How Many Can You Manage: Span of Control

Infrastructure is in place, and isolation and integration mechanisms are running smoothly. The next question is: how many Agents can you manage simultaneously?

The upper limit of span of control is determined by the maturity of verification automation. If every Agent's output requires your manual review, the number of Agents you can manage is limited by your review bandwidth, likely two or three. If the verification system is sufficiently automated (adversarial verification from Chapter 3, Trophy tests, continuous integration), your review work shrinks to checking gap reports and handling exceptions, and your span of control can expand to ten or more.

Expanding span of control has clear prerequisites. Acceptance criteria coverage needs to reach a certain threshold; otherwise, areas not covered by automated verification still require manual checking. CI must be stable with a low false positive rate; otherwise, your time is spent distinguishing real problems from noise rather than solving actual issues. The domain needs to be relatively stable; if the rate of requirement changes is too high, Agent specs need frequent updates, and your time gets consumed by spec maintenance. Task types need to be bounded; if every task is an entirely new type of problem, Skill cards and existing spec templates cannot be reused, and you have to design from scratch each time.

When these prerequisites are met, span of control can be expanded through automation. When the prerequisites are not met, the right approach is to invest in the prerequisites first (improve acceptance criteria coverage, stabilize CI, standardize task types) rather than pushing to add more Agents.

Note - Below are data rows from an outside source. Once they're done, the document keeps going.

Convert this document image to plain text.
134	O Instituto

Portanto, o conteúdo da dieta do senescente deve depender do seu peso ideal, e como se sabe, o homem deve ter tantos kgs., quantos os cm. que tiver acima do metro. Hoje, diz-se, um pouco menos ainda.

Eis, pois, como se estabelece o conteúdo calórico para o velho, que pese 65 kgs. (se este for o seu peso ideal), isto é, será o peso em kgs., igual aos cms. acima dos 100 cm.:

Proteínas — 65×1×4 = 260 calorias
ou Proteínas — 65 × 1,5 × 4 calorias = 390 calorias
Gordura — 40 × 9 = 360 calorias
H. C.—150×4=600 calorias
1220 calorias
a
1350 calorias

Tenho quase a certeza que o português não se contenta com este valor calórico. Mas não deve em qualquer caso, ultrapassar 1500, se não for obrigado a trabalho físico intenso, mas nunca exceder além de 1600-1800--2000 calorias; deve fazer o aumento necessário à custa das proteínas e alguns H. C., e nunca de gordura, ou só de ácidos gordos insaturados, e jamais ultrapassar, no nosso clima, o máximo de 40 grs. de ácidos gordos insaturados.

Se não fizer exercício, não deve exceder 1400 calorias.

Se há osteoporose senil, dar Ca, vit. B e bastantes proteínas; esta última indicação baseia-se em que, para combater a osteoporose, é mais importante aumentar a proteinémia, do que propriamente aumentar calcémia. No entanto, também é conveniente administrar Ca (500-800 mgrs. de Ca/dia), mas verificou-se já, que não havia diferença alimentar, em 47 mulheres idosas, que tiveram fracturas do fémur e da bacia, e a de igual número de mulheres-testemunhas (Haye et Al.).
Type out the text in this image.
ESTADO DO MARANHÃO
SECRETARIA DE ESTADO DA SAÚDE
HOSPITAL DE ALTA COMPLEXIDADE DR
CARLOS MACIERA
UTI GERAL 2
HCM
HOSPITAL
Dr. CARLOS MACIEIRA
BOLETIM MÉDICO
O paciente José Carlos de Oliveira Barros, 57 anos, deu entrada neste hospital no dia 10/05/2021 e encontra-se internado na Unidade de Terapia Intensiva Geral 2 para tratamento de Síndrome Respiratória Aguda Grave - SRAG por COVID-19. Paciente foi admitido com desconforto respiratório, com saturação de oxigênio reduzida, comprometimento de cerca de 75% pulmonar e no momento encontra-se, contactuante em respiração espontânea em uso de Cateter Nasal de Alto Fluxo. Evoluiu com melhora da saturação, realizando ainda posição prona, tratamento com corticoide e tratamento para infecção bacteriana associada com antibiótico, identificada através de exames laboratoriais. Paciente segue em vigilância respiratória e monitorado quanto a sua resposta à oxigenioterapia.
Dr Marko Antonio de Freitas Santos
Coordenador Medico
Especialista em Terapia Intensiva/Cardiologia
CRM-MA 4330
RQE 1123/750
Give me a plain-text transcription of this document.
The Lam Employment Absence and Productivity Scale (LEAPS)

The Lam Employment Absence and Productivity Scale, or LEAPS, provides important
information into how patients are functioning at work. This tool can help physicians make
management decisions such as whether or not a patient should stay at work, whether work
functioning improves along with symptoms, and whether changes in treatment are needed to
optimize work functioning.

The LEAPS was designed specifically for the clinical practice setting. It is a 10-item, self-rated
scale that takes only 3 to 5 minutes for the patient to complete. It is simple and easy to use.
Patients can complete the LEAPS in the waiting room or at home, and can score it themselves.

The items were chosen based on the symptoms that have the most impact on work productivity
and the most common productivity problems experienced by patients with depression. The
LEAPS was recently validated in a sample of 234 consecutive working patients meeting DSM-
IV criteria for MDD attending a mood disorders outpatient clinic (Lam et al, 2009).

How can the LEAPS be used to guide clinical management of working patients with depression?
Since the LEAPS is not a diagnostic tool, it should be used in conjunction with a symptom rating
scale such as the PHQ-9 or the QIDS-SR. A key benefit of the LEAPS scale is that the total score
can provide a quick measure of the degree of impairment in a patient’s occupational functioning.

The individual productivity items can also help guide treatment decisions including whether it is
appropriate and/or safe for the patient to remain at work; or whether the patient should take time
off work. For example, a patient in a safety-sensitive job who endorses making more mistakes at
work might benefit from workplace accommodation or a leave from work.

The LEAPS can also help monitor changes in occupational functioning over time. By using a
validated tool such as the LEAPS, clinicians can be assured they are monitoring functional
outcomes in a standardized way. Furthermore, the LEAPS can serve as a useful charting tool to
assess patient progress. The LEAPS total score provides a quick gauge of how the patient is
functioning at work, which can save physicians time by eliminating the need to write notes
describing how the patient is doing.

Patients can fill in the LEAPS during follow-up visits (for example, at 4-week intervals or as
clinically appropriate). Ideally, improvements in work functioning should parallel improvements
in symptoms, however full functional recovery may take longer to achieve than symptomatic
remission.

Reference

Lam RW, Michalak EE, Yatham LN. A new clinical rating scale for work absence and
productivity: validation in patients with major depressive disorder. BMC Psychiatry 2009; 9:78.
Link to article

In practice, the composition of an Agent team can be adjusted on an hourly cycle. This is entirely different from human teams, which adjust on a monthly cycle. An Agent that has completed its current task can be immediately reassigned to another module. A module that needs acceleration can temporarily get an additional Agent. This flexibility is a direct benefit of Agents' zero marginal cost characteristic, but leveraging it effectively requires that your platform engineering and management mechanisms are already in place.